Questions - compute_cost

Hi friends,

I am so lost on this question. Allow me to ask this step by step. Please directly answer yes or no. Thank you so much for your time!

Q1. in the picture above. I print out the input from the tester function. So, my understanding is, the shape here (6, 2) means, there are 6 (row) classes and 2 (col) samples. Yes or No ?

Q2. in the picture above, from the example of “tf.keras.metrics.categorical_crossentropy”. So, the y_true and y_pred are both (2,3), does this means: there 2 (row) samples, and 3 classes (col), Yes or No?

Q3, if Q1,Q2 are both Yes, I need to transpose the matrix in Q1 from (6, 2) into (2, 6), so that the function “tf.keras.metrics.categorical_crossentropy” could use, Yes or No ?

Q4, assuming I do can calucate the loss function, so to find out the cost, I still need to sum, then average by number of sample, Yes or No ?

Thanks again for your time and help.

Why are you creating a duplicate thread?

Could you please take a look at my question? Thank you so much!

Hi sunson29,

Q1: Yes. Axis 0 stands for the number of rows, and axis 1 for the number of columns.
Q2: Yes. Tf expects the input with shape (number of examples, num_classes)
Q3: Yes, since our convention was shapes of (number of examples, num_classes)
Q4: If you mean summing for the samples and then dividing by the number of samples, then theoretically, yes. However, dividing by a constant simply scales your cost function, it does not add new information. I think the exercise expects you to omit the division.

Bests,
Tamas

oh, thank you!
For Q4, I also had question there. I already passed the assignment, but I don’t see the division there… actually.

Paul is busy right now. could you take a look as well?

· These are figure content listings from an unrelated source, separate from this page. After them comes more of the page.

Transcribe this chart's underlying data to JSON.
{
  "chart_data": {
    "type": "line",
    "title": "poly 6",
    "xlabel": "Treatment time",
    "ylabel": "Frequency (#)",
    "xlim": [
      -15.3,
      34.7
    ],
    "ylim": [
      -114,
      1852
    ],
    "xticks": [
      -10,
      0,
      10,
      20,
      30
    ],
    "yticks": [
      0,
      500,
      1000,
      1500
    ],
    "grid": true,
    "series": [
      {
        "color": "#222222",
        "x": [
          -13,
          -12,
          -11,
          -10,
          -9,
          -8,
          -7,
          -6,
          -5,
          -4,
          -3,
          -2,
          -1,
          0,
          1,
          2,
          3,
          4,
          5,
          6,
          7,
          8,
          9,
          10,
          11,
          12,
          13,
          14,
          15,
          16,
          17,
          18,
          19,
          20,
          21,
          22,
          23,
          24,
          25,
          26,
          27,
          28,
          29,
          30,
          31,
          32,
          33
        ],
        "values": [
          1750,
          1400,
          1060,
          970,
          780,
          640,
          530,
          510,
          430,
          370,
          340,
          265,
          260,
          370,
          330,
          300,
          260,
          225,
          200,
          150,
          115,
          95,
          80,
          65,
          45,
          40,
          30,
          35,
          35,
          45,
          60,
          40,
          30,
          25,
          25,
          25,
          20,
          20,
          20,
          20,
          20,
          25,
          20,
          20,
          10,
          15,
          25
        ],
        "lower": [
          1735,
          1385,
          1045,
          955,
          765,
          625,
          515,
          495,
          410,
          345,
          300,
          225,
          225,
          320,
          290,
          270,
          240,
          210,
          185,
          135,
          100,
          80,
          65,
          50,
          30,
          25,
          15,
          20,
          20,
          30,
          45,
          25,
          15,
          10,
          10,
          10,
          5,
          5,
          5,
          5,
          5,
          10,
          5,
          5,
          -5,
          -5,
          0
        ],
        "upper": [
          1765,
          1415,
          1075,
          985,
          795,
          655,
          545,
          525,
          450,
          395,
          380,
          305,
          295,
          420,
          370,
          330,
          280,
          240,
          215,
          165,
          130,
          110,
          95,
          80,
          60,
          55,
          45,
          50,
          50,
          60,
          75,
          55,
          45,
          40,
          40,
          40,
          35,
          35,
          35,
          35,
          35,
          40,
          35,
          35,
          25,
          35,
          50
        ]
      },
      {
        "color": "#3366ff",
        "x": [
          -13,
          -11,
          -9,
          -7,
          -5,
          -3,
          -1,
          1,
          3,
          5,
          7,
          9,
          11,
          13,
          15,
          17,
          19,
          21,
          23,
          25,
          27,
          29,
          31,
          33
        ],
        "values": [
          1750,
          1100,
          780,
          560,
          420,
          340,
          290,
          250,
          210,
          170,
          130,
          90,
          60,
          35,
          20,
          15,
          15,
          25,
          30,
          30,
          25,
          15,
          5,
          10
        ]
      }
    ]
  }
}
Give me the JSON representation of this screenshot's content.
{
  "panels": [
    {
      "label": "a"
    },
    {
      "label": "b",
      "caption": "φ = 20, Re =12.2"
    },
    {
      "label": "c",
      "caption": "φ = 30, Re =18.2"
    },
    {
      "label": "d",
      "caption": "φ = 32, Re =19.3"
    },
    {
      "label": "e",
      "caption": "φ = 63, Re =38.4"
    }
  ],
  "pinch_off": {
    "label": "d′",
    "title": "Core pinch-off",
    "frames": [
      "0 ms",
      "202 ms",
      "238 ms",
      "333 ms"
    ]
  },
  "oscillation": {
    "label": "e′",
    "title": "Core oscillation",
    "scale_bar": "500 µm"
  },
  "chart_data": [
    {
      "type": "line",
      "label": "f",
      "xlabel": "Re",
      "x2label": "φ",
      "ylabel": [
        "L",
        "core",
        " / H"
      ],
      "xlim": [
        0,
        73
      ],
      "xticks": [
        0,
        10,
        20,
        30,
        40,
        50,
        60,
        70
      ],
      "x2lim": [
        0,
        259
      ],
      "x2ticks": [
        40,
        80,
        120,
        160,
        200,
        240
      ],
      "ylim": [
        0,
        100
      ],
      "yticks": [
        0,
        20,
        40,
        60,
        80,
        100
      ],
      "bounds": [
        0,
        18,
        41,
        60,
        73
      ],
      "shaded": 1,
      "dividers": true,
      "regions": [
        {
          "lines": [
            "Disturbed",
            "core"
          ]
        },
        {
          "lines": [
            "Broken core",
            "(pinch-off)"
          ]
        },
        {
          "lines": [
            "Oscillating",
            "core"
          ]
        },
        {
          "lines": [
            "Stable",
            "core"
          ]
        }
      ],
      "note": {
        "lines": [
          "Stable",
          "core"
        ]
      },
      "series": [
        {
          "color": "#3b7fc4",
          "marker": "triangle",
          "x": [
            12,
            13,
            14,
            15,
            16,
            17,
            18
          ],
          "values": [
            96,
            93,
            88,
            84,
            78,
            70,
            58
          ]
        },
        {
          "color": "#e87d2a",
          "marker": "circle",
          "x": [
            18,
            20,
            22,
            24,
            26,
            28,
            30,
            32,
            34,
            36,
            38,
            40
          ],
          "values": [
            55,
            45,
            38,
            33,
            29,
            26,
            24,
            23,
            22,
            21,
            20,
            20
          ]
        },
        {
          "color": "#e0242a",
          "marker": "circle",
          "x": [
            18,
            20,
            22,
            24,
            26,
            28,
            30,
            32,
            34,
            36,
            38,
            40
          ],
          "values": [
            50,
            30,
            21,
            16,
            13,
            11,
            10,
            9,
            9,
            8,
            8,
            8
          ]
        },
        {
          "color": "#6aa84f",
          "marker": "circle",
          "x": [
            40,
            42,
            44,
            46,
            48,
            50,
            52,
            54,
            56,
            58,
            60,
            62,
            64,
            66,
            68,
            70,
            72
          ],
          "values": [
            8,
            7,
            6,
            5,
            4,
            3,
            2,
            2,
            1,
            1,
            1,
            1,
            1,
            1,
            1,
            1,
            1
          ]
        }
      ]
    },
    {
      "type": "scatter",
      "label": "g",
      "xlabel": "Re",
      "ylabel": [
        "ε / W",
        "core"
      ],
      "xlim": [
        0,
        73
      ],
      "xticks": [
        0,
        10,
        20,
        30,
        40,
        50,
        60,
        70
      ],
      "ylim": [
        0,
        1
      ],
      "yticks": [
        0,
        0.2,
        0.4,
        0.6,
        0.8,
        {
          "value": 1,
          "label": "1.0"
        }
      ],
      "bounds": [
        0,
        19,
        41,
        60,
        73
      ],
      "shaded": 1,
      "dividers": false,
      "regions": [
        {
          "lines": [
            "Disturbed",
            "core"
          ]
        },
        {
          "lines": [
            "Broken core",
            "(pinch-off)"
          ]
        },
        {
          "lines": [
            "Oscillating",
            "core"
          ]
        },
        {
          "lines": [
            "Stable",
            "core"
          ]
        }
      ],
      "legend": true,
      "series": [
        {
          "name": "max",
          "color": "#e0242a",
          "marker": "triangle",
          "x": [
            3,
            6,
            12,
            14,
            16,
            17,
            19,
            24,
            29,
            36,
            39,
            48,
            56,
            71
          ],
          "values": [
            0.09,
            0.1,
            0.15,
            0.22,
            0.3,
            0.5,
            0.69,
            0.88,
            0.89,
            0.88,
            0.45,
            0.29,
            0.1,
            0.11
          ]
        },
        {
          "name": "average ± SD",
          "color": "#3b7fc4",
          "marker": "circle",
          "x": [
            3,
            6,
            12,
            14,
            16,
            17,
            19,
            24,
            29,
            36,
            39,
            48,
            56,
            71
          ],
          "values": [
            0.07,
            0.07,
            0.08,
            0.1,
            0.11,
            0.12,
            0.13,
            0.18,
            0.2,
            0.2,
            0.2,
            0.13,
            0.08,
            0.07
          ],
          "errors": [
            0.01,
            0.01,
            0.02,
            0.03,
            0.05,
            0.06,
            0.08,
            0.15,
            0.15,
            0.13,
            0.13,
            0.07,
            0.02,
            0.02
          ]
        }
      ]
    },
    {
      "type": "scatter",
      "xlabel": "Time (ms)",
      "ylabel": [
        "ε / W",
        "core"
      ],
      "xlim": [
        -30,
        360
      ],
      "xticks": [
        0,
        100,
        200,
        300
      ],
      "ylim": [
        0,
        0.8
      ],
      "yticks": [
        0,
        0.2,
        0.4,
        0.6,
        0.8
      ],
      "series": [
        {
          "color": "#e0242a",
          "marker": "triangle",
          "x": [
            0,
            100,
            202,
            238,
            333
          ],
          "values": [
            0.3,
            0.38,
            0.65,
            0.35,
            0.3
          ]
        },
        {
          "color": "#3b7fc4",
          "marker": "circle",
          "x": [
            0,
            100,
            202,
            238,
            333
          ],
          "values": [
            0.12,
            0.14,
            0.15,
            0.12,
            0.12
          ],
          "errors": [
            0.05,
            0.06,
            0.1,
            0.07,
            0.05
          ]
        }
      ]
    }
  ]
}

As Paul commented, we accumulate the cost for the whole epoch and we divide by the number of samples in model(), line 78.

epoch_cost /= m

For the test:

assert (np.abs(result - (0.50722074 + 1.1133534) / 2.0) < 1e-7)

I am pretty sure your calculations are correct, and I don’t know why it takes the sum of twice the costs, then divides by 2. Maybe it has some historical reasons throughout the development of the notebook?
Btw, this was a little confusing for me as well, since the notebook did not accept my solution due to rounding errors, when instead of using “from_logits=True” I calculated explicitly “tf.keras.activations.softmax(logits)”.